One seemingly popular idea of how to do that at the moment is our old friend “reinsurance”. Alaska and Minnesota have been the two states to watch on this front: both proposed 1332 “innovation” waivers to CMS to institute reinsurance programs in their state, and both proposals caused insurers in those states to project dramatically lower premium increases – or even significant premium decreases – if the waiver was approved, as it now has been in Alaska (Minnesota’s application, as far as I know, is still pending).
So, Congress: ball’s in your court. There are effective actions you can take to stabilize the markets short-term. And as a new report from Kaiser Family Foundation points out, Congress, you’d basically be undoing damage you and the Trump administration have caused by messing around with repeal-and-replace bills all year.
Yesterday, Superintendent Eric Cioppa of the Maine Bureau of Insurance released his decisions on the 2018 rate increases that were requested by the three individual market insurance carriers in Maine.
If you want some light reading, you can check out the decisions in full here (fair warning that each of these links goes to a PDF file): Anthem, Harvard Pilgrim, and Community Health Options. Or, if you want a simpler recap, the Portland Press Herald has you covered (fair warning that yours truly is quoted in the PPH article).
It’s notable that, while Superintendent Cioppa did approve significant rate increases for all three carriers, he did not allow the full amounts that any of them requested.

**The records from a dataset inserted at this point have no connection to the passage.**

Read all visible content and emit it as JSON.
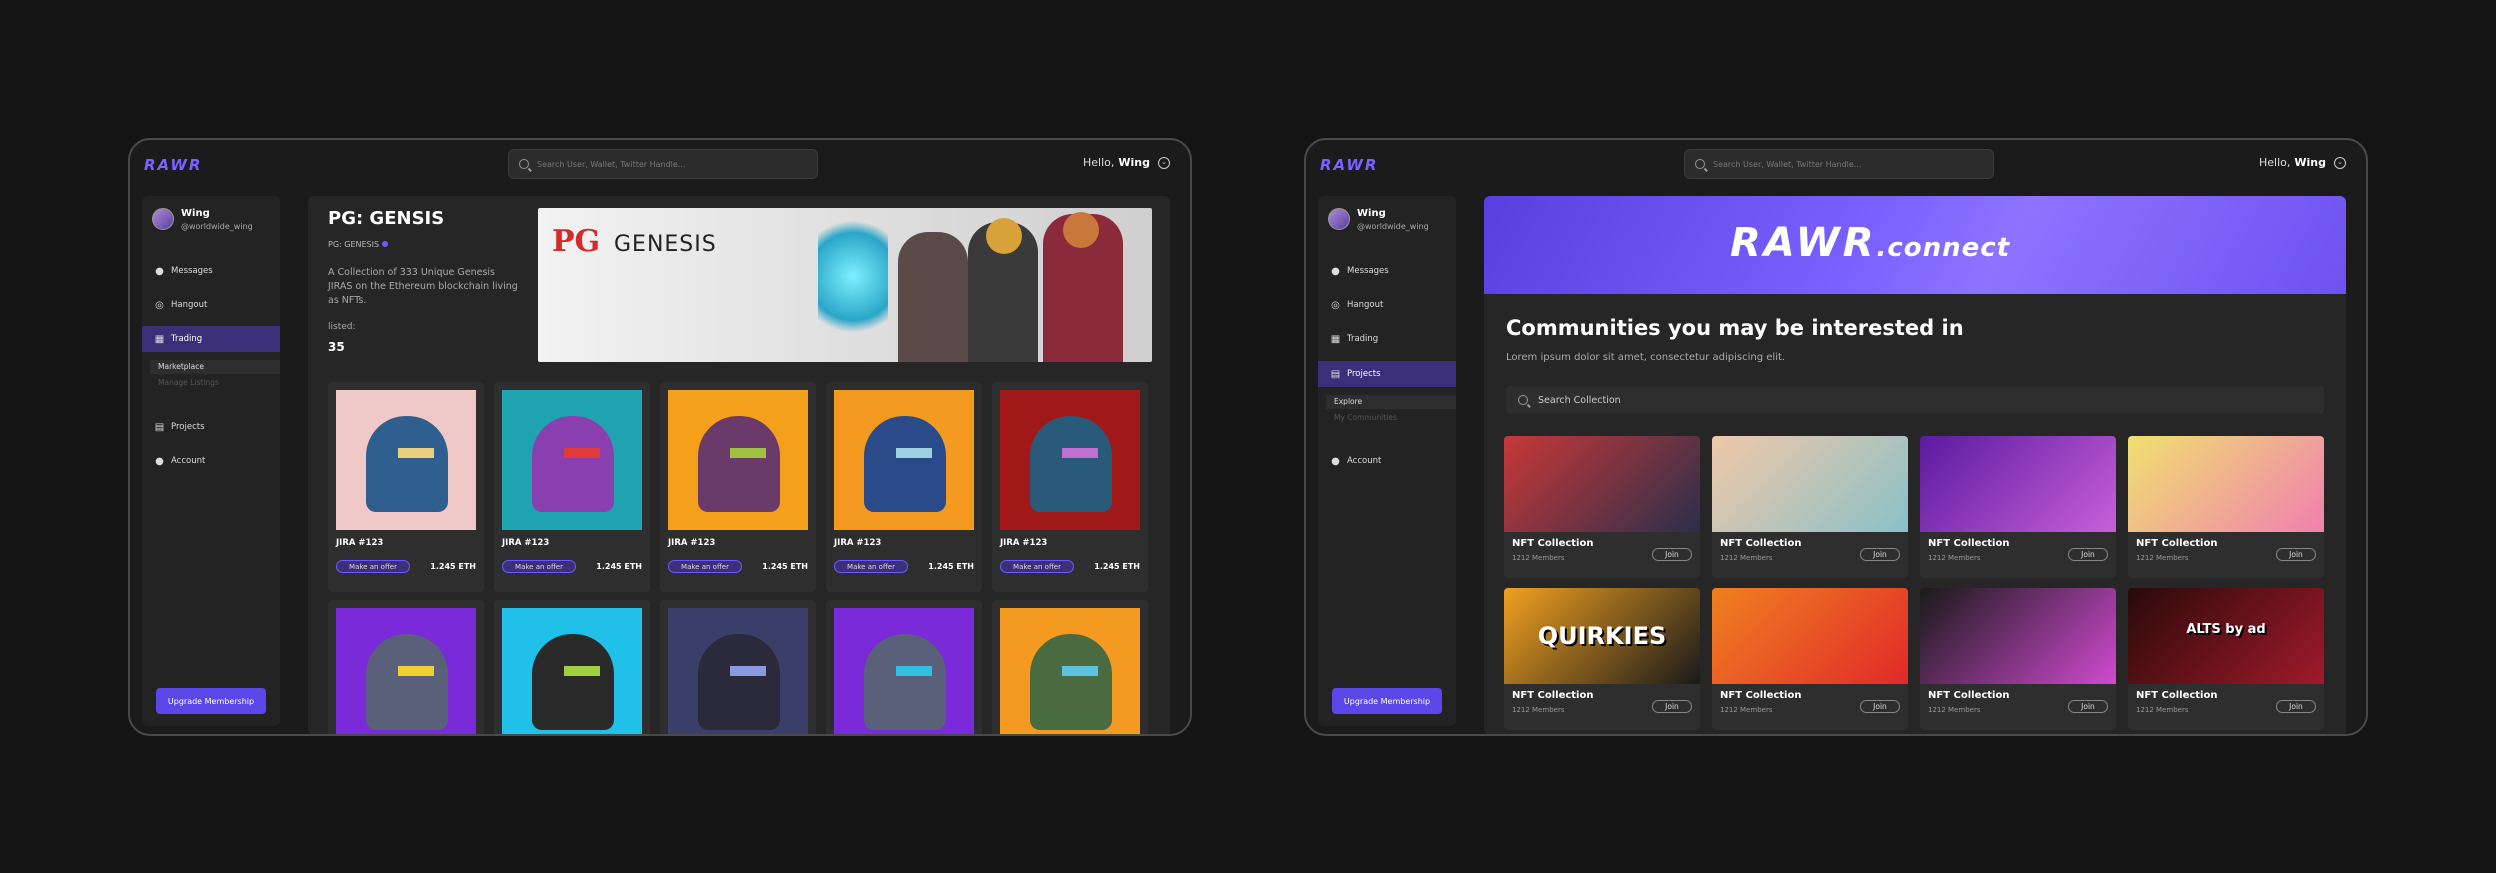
{
  "common": {
    "logo": "RAWR",
    "search_placeholder": "Search User, Wallet, Twitter Handle...",
    "hello_prefix": "Hello,",
    "hello_name": "Wing",
    "profile_name": "Wing",
    "profile_handle": "@worldwide_wing",
    "upgrade": "Upgrade Membership"
  },
  "left": {
    "nav": {
      "messages": "Messages",
      "hangout": "Hangout",
      "trading": "Trading",
      "marketplace": "Marketplace",
      "manage_listings": "Manage Listings",
      "projects": "Projects",
      "account": "Account"
    },
    "project": {
      "title": "PG: GENSIS",
      "subtitle": "PG: GENESIS",
      "description": "A Collection of 333 Unique Genesis JIRAS on the Ethereum blockchain living as NFTs.",
      "listed_label": "listed:",
      "listed_count": "35",
      "banner_pg": "PG",
      "banner_genesis": "GENESIS"
    },
    "cards": [
      {
        "name": "JIRA #123",
        "offer": "Make an offer",
        "price": "1.245 ETH",
        "bg": "#f0c8c8",
        "head": "#2f5f8f",
        "eye": "#e8d080"
      },
      {
        "name": "JIRA #123",
        "offer": "Make an offer",
        "price": "1.245 ETH",
        "bg": "#1fa3b0",
        "head": "#8a3fb0",
        "eye": "#e03a3a"
      },
      {
        "name": "JIRA #123",
        "offer": "Make an offer",
        "price": "1.245 ETH",
        "bg": "#f5a01a",
        "head": "#6a3a6a",
        "eye": "#9fc040"
      },
      {
        "name": "JIRA #123",
        "offer": "Make an offer",
        "price": "1.245 ETH",
        "bg": "#f59a20",
        "head": "#2a4a8a",
        "eye": "#9fd0e0"
      },
      {
        "name": "JIRA #123",
        "offer": "Make an offer",
        "price": "1.245 ETH",
        "bg": "#a01818",
        "head": "#2a5a7a",
        "eye": "#c070d0"
      },
      {
        "name": "",
        "offer": "",
        "price": "",
        "bg": "#7a2ad8",
        "head": "#5a5f7a",
        "eye": "#f0d030"
      },
      {
        "name": "",
        "offer": "",
        "price": "",
        "bg": "#20c0e8",
        "head": "#2a2a2a",
        "eye": "#a0d040"
      },
      {
        "name": "",
        "offer": "",
        "price": "",
        "bg": "#3a3f6a",
        "head": "#2a2a3a",
        "eye": "#8a9adf"
      },
      {
        "name": "",
        "offer": "",
        "price": "",
        "bg": "#7a2ad8",
        "head": "#5a5f7a",
        "eye": "#30c0e0"
      },
      {
        "name": "",
        "offer": "",
        "price": "",
        "bg": "#f59a20",
        "head": "#4a6a40",
        "eye": "#60c0e0"
      }
    ]
  },
  "right": {
    "nav": {
      "messages": "Messages",
      "hangout": "Hangout",
      "trading": "Trading",
      "projects": "Projects",
      "explore": "Explore",
      "my_communities": "My Communities",
      "account": "Account"
    },
    "banner_logo": "RAWR",
    "banner_suffix": ".connect",
    "title": "Communities you may be interested in",
    "subtitle": "Lorem ipsum dolor sit amet, consectetur adipiscing elit.",
    "search_placeholder": "Search Collection",
    "collections": [
      {
        "title": "NFT Collection",
        "members": "1212 Members",
        "join": "Join",
        "c1": "#c83838",
        "c2": "#2a2f4a"
      },
      {
        "title": "NFT Collection",
        "members": "1212 Members",
        "join": "Join",
        "c1": "#f0c8a8",
        "c2": "#8ac0c8"
      },
      {
        "title": "NFT Collection",
        "members": "1212 Members",
        "join": "Join",
        "c1": "#5a1aa0",
        "c2": "#c860d8"
      },
      {
        "title": "NFT Collection",
        "members": "1212 Members",
        "join": "Join",
        "c1": "#f0e070",
        "c2": "#f080b0"
      },
      {
        "title": "NFT Collection",
        "members": "1212 Members",
        "join": "Join",
        "c1": "#f0a020",
        "c2": "#1a1a1a",
        "text": "QUIRKIES"
      },
      {
        "title": "NFT Collection",
        "members": "1212 Members",
        "join": "Join",
        "c1": "#f08020",
        "c2": "#e02a2a"
      },
      {
        "title": "NFT Collection",
        "members": "1212 Members",
        "join": "Join",
        "c1": "#1a1a1a",
        "c2": "#d04ad0"
      },
      {
        "title": "NFT Collection",
        "members": "1212 Members",
        "join": "Join",
        "c1": "#2a0a0a",
        "c2": "#a01a2a",
        "text": "ALTS by ad"
      }
    ]
  },
  "colors": {
    "accent": "#5b47e8",
    "active_nav": "#3b2f7a",
    "bg": "#141414"
  }
}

And – as we flagged in our comments at all three rate hearings – a key factor in his decision to reject the full increases was that all three carriers were making overly pessimistic assumptions about what the individual market in Maine will look like next year.
If there’s one thing to remember as you’re chewing on what these rate increases mean, it’s this: consumers who receive tax credits are insulated from premium increases. Let me repeat that: consumers in Maine who receive tax credits through the Marketplace are insulated from premium increases. That’s because the tax credits are calculated to make sure that the premiums for a certain plan (the 2nd-lowest-cost silver plan) in your region will never cost more than a certain percentage of your actual income. In other words, once you’re paying, say, 8% of your income in premiums, the tax credits pick up the rest of the tab, whether your premiums at that point are $100 a month or $10,000 a month. These increases will impact how much the feds pay out in tax credits, but consumers who receive tax credits are protected. In Maine, 86% of consumers receive tax credits.

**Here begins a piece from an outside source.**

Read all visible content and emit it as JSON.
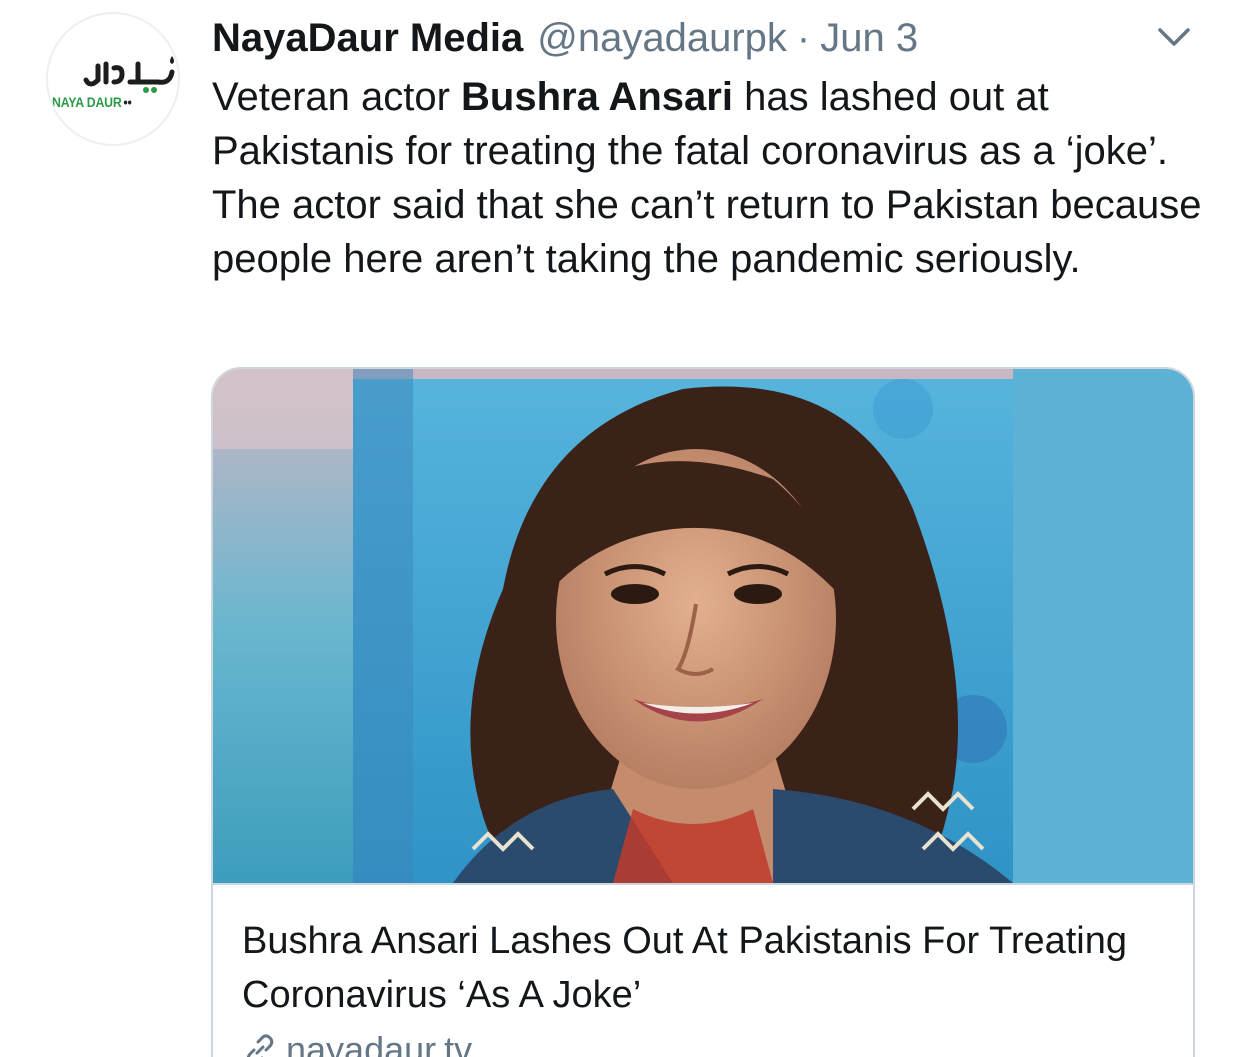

But, for anybody who doesn’t get a tax credit (anybody over 400% of the federal poverty limit, who doesn’t qualify at all, or – in Maine, because we haven’t expanded Medicaid, anybody below 100% of the federal poverty limit)? They’ll be feeling the full brunt of these hikes. There’s no sugarcoating that.*
The next step in the rate review process rests with CMS at the federal level, who will be reviewing these rates and the proposed plan designs over the next few weeks before giving final approval for the exchange products next year. We’ll keep you posted on that process as it moves forward.

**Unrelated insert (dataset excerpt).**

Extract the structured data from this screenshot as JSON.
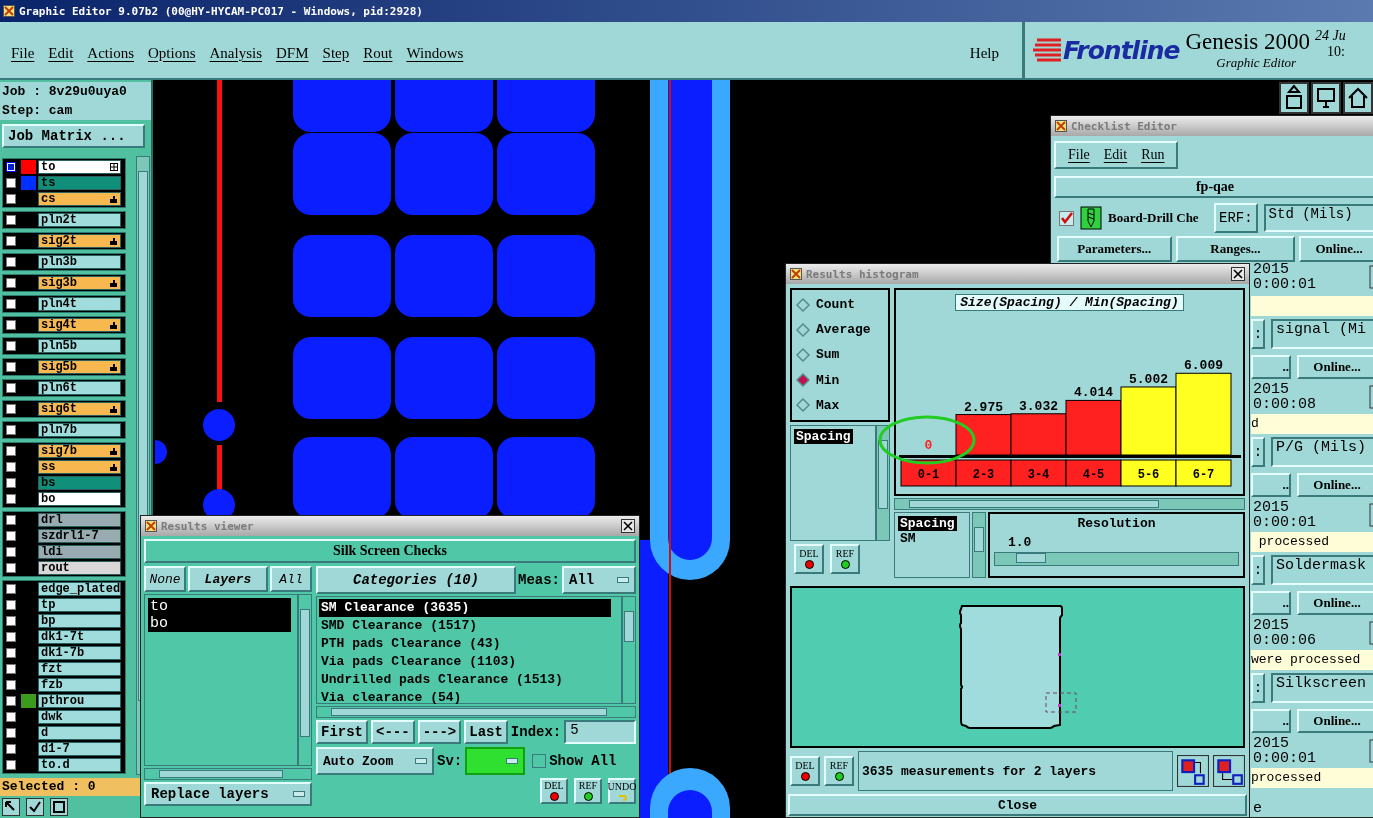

*In fact, part of the appeal of a reinsurance program like what I mentioned in the “national level” section above is that it has a calming effect on premiums across the board, not only for those consumers who receive tax credits or subsidies.
Would you like to know more?
Brookings has a very readable, very informative blog post outlining possible federal policies that could help ease the situation of “surprise medical bills”. It’s particularly interesting here in Maine since we took a huge step forward this year in putting a stop to these surprise bills.